Waarschuwing voor dreigen met kosten bij tuchtklacht
Zaaknr. 19/92 en 19/93
Alle overige klachten in de tuchtzaak rond de nasleep van de miljoenenaankoop van een kaasfabriek door FrieslandCampina zijn ongegrond verklaard.
Over deze zaak schreven wij eerder: Afwikkeling aankoop kaasfabriek opnieuw voor de rechter
Uit het belang van een goede uitoefening van het accountantsberoep moet een accountant zich altijd toetsbaar opstellen. Daarom dient men zich te onthouden van het uitoefenen van druk om geen tuchtklacht tegen hem in te dienen, zo stelt de Accountantskamer in haar uitspraak. Die druk bestond in deze casus uit een 'vrijwaring voor alle kosten van een tuchtrechtelijke procedure'. In deze vrijwaringsclausule ging het ook om het indienen van een tuchtklacht door de opdrachtgever zelf. Dus als deze een tuchtklacht wilde indienen, werd ze verplicht om de mogelijk forse advocaatkosten van de accountants te betalen. “Dit vormt een niet toegestane drempel voor het indienen van een tuchtklacht door de opdrachtgeefsters'', vindt de tuchtrechter.

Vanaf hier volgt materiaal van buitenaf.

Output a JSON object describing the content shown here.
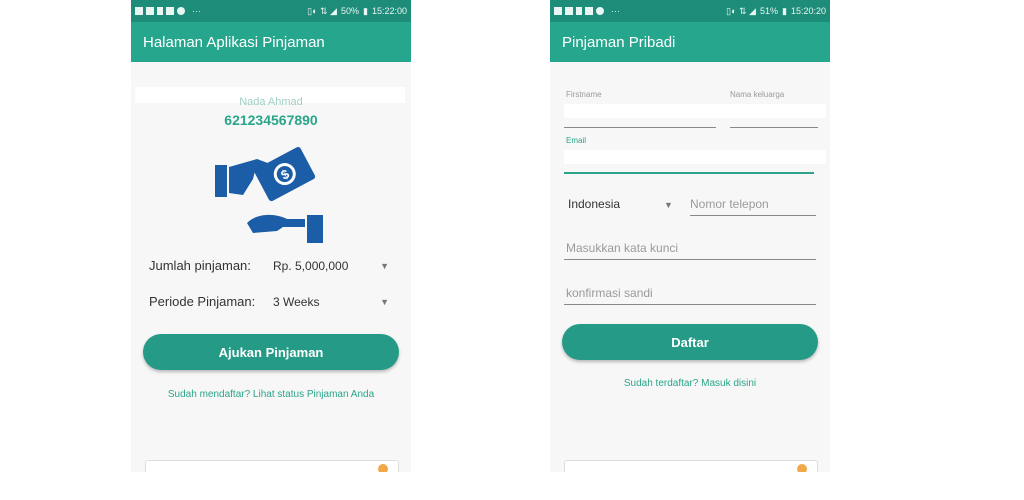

Het is het enige klachtonderdeel dat in deze zaak gegrond is verklaard, maar leverde de betrokkenen wel een waarschuwing op. De zaak draait om de aankoop van Kaashandel Zijerveld en Mijwo Beheer aan FrieslandCampina in 2013 voor een bedrag van 65 miljoen euro. Naast dat bedrag zou gedurende enkele jaren nog eens enkele tientallen miljoenen overgemaakt worden, afhankelijk van de resultaten. De hoogte van die 'earnout' zou door KPMG worden bepaald. De verkopers hadden bezwaar, waarna PwC werd gevraagd die controle te doen. Uiteindelijk deed ook PwC dat niet.
Zo vonden de verkopers dat de accountants niet in staat en bereid mochten zijn de jaarcijfers over de jaren 2013 tot en met 2015 te controleren, omdat dit 'vaktechnisch niet uitvoerbaar was'. Alhoewel het uitgangspunt is dat de controlerend accountant de voorraadopname fysiek bijwoont, kan in dit geval wellicht worden gesteund op het werk van een andere accountant. Dus dit klachtonderdeel is ongegrond. Dat KPMG de 'huisaccountant' was, hoefde niet in de weg te staan van de onafhankelijkheid van de betrokkenen, zoals de klagers stelden. Ook de klacht dat de accountants stelden dat hun onafhankelijkheid 'nooit ter discussie gesteld mocht worden', werd naar de prullenbak verwezen. In een brief is alleen opgenomen dat de klager bekend is met het werk van KPMG 'als huisaccountant' en dat de ze erkent dat dit geen invloed heeft op de onafhankelijkheid van de accountants.